Abstract :
Quasars are among the most luminous objects in the universe. These extremely energetic regions lie at the centers of massive galaxies and are powered by supermassive black holes. While it has been found that there is a correlation between the mass of these supermassive black holes and the mass of the surrounding galaxies, the co-evolution of galaxies and quasars is barely understood. One possible link is provided by outflows — fast-moving gas launched from the vicinity of supermassive black holes. These outflows may regulate both black hole growth and star formation, making them a key piece in understanding the co-evolution of galaxies and quasars. A newly identified class of outflows, called extremely high velocity outflows (EHVOs), may be particularly important in this process as it is likely the most powerful in terms of mass energy due to their speeds larger than 10% the speed of light. These powerful outflows have been observed across a wide range of redshifts, including several cases among the few known quasars at z > 7, making them relevant to the earliest stages of galaxy formation.

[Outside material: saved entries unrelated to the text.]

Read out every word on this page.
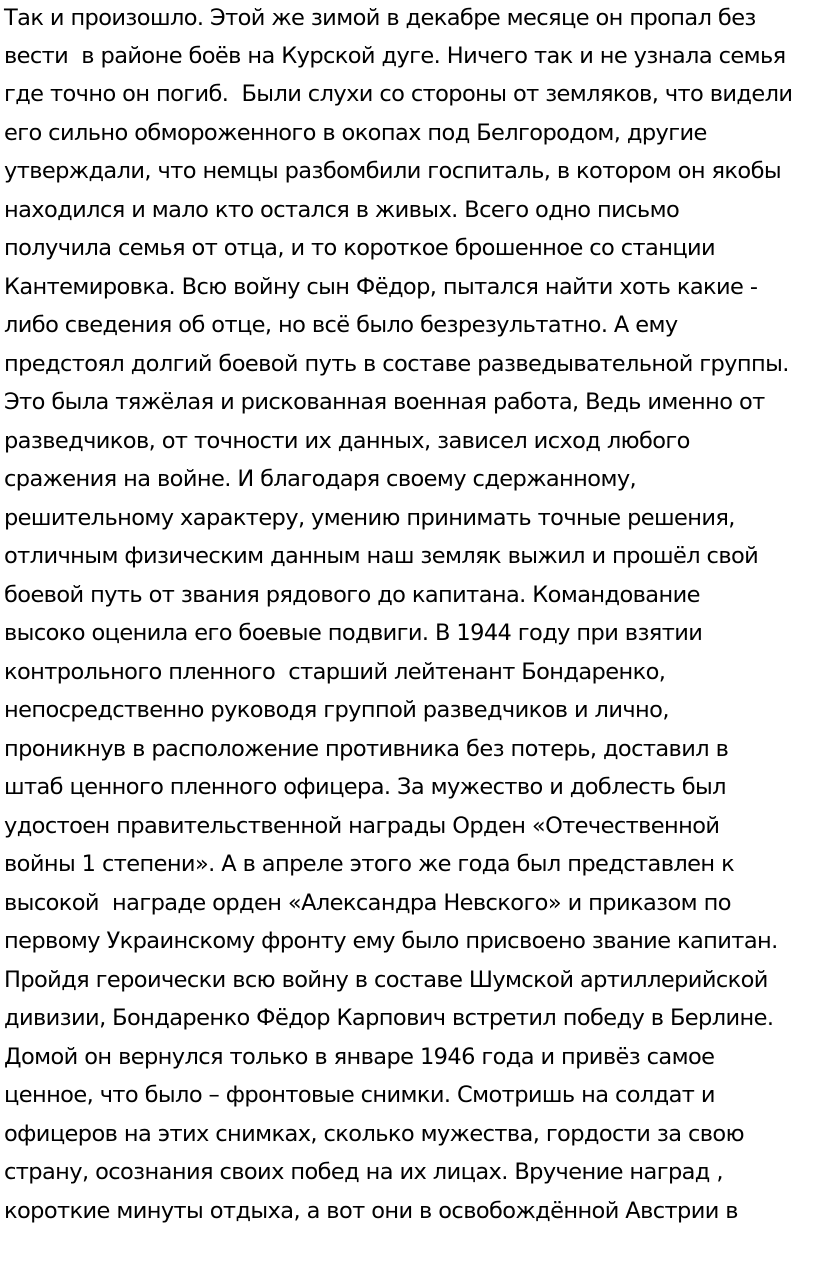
Так и произошло. Этой же зимой в декабре месяце он пропал без

вести  в районе боёв на Курской дуге. Ничего так и не узнала семья

где точно он погиб.  Были слухи со стороны от земляков, что видели

его сильно обмороженного в окопах под Белгородом, другие

утверждали, что немцы разбомбили госпиталь, в котором он якобы

находился и мало кто остался в живых. Всего одно письмо

получила семья от отца, и то короткое брошенное со станции

Кантемировка. Всю войну сын Фёдор, пытался найти хоть какие -

либо сведения об отце, но всё было безрезультатно. А ему

предстоял долгий боевой путь в составе разведывательной группы.

Это была тяжёлая и рискованная военная работа, Ведь именно от

разведчиков, от точности их данных, зависел исход любого

сражения на войне. И благодаря своему сдержанному,

решительному характеру, умению принимать точные решения,

отличным физическим данным наш земляк выжил и прошёл свой

боевой путь от звания рядового до капитана. Командование

высоко оценила его боевые подвиги. В 1944 году при взятии

контрольного пленного  старший лейтенант Бондаренко,

непосредственно руководя группой разведчиков и лично,

проникнув в расположение противника без потерь, доставил в

штаб ценного пленного офицера. За мужество и доблесть был

удостоен правительственной награды Орден «Отечественной

войны 1 степени». А в апреле этого же года был представлен к

высокой  награде орден «Александра Невского» и приказом по

первому Украинскому фронту ему было присвоено звание капитан.

Пройдя героически всю войну в составе Шумской артиллерийской

дивизии, Бондаренко Фёдор Карпович встретил победу в Берлине.

Домой он вернулся только в январе 1946 года и привёз самое

ценное, что было – фронтовые снимки. Смотришь на солдат и

офицеров на этих снимках, сколько мужества, гордости за свою

страну, осознания своих побед на их лицах. Вручение наград ,

короткие минуты отдыха, а вот они в освобождённой Австрии в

My research group — composed primarily of undergraduate students— has recently discovered almost 140 new EHVOs, expanding the known sample by a factor of 20. This larger dataset allows us to investigate fundamental questions about the nature of these outflows and the quasars in which they are found. I will present our latest findings, including evidence that these powerful outflows are more common in quasars whose spectra show strong blueshifts in the CIV emission line — providing the first indication that quasars with EHVOs also exhibit outflows in emission. Additionally, we find that their quasars tend to have distinct physical properties, such as higher luminosities and Eddington ratios, compared to quasars with slower outflows. Finally, I will discuss recent results on how EHVOs evolve over time, as well as new simulations that help us understand where these outflows originate and what conditions are needed to launch them. Understanding EHVOs throughout cosmic history, particularly now that they are being detected at very high redshifts, may be crucial for solving the puzzle of galaxy evolution.